The OSU-bound quarterback finished the game with nearly 170 yards offense himself.
The Daily Oklahoman newspaper sports section’s dramatic, morning-after coverage of the historic 1955 Douglass-Capitol Hill football game.
“From start to finish it was a toe to toe battle of two mighty defensive lines,” Dellinger wrote, “keyed to a fervor which was matched by the constant uproar of the overflow crowd.”
It was a memorable launch to integrated high school football in Oklahoma. Hardeman told this author that the game officials encouraged players from both teams during the game, and gave them playing tips.
Though there were no fights or unsportsmanlike eruptions, the clash was savage. Injuries sustained from it ruined both teams for the year. Some Douglass fans claimed that poor officiating contributed to their team’s defeat. Trojan players who participated in the game told the author they believed the officiating was fair.

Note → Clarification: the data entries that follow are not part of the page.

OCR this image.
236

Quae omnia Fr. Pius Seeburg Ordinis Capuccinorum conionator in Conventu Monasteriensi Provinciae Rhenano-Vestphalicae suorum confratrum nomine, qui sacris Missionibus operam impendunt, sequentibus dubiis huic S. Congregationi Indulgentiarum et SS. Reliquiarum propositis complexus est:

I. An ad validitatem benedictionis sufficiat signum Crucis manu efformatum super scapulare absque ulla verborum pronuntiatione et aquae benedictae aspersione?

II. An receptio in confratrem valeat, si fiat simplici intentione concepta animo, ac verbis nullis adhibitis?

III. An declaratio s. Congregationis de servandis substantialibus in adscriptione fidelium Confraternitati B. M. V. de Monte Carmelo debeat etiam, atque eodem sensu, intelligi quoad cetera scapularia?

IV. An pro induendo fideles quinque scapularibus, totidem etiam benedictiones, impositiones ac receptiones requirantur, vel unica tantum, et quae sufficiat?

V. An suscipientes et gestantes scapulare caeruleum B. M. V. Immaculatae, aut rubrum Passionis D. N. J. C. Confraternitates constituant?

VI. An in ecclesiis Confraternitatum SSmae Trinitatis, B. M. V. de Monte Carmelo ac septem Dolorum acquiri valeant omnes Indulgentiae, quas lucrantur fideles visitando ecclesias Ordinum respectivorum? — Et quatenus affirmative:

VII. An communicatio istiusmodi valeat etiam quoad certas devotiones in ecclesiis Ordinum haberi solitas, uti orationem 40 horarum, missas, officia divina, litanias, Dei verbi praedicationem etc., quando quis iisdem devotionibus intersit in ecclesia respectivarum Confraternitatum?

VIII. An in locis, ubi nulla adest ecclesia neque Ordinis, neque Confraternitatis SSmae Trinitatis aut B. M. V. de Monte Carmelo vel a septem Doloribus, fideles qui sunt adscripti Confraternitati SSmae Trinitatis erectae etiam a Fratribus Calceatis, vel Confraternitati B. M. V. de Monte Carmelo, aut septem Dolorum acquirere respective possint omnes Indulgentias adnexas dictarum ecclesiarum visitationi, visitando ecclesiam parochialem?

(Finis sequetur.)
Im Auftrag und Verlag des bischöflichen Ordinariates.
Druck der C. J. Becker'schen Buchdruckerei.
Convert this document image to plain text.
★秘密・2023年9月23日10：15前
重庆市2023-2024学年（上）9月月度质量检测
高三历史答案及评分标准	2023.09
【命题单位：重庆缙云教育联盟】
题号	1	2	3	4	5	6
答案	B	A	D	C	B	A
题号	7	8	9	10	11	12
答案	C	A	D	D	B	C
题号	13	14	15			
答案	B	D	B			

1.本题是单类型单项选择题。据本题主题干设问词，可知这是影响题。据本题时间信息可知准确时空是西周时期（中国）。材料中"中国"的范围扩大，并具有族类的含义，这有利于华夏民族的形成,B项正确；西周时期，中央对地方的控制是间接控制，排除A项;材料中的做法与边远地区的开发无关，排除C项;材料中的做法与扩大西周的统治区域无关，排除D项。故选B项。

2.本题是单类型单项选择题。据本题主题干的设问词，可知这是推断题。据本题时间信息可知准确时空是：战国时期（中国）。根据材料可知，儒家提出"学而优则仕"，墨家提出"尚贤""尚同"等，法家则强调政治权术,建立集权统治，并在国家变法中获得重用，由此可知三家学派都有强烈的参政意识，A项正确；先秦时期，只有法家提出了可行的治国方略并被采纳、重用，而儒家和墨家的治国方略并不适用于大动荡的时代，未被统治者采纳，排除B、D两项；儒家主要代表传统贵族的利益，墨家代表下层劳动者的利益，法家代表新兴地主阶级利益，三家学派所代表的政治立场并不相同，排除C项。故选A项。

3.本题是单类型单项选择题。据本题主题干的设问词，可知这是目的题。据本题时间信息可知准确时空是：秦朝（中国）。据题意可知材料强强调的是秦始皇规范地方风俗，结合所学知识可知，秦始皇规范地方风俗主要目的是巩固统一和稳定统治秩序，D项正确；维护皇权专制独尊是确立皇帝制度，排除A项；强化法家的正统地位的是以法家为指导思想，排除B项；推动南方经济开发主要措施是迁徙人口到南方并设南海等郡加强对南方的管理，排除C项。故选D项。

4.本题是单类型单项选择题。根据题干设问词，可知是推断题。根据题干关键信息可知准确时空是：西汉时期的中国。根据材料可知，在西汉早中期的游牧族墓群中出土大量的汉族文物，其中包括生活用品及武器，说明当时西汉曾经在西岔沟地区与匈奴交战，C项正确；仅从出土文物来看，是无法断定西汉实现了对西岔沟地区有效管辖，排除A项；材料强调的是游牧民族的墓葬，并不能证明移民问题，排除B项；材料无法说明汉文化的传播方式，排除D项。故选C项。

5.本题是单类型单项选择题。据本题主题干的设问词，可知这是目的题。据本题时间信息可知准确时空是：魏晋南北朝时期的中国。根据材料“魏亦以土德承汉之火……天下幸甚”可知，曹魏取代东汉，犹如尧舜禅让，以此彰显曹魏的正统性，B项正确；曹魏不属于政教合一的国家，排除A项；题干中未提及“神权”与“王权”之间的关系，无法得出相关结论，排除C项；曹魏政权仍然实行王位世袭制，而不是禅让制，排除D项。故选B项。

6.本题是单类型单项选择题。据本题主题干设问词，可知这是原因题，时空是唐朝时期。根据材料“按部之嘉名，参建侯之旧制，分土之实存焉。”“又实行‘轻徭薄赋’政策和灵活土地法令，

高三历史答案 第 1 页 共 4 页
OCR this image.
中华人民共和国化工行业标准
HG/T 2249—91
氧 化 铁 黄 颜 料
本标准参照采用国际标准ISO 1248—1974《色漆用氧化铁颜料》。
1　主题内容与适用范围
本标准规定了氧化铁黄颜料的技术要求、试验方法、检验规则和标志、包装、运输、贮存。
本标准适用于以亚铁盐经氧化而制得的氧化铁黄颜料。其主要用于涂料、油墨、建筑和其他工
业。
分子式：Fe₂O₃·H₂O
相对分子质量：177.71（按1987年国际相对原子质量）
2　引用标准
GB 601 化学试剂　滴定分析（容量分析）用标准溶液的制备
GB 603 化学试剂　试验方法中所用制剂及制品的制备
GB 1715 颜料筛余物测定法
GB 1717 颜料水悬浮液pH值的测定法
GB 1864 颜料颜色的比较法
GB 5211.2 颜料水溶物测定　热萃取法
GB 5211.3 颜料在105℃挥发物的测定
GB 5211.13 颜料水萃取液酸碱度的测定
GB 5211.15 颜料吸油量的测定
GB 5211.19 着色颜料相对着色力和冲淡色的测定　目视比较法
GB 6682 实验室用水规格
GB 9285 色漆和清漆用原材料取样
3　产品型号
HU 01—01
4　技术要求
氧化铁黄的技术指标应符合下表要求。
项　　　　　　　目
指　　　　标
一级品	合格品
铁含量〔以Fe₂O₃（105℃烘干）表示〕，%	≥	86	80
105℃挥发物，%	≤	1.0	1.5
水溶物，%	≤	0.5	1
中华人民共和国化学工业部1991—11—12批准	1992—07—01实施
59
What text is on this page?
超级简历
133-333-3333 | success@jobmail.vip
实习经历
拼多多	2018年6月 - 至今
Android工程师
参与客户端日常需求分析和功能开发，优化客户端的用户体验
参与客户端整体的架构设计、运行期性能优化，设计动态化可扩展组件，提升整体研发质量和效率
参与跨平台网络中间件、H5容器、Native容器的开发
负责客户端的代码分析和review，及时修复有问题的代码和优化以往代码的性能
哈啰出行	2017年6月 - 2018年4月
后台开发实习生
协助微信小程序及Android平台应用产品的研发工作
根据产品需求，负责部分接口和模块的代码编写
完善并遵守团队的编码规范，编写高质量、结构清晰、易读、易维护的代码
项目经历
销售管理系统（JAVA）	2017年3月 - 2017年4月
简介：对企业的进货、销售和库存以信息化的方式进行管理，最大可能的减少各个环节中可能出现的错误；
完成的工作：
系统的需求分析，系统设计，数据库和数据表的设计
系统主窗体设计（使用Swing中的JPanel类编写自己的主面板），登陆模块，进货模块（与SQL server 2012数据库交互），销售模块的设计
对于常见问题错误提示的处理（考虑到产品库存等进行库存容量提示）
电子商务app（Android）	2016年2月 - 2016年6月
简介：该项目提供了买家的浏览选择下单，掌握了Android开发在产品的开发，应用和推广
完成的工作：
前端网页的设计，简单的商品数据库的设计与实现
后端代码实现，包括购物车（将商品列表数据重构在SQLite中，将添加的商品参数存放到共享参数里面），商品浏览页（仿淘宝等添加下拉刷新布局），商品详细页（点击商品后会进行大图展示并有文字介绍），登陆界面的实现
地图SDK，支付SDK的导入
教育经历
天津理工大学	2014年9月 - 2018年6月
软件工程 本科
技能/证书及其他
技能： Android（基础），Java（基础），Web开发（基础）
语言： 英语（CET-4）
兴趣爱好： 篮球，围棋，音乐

“The more time goes by, the prouder I am to have played in that game,” Soergel told the Oklahoman newspaper in 1999. “Perhaps, in a small way, that opened some doors that needed to be opened.”
Douglass High School’s modern-day football stadium, named for mighty Trojan coach Moses F. Miller.
Two-thirds of a century later, Douglass’s football stadium is named for Coach Miller. Capitol Hill’s is named for Coach Speegle, whose decorated tenure there stretched nearly 40 years. Gautt and Soergel later became good friends.
Perry served as Oklahoma Secretary of Commerce in the Frank Keating gubernatorial administration. He built Perry Publishing and Broadcasting Company, the largest independent broadcaster in the state, as well as the Black Chronicle, the largest weekly newspaper in Oklahoma.
The year after “The Game,” Douglass entered the ranks of OSSAA high school competition. Perry led them to the large school state championship in their first campaign. Capitol Hill won the state title the following two seasons.
Logo for Russell Perry’s Perry Publishing and Broadcasting Company, the largest independent broadcaster in Oklahoma.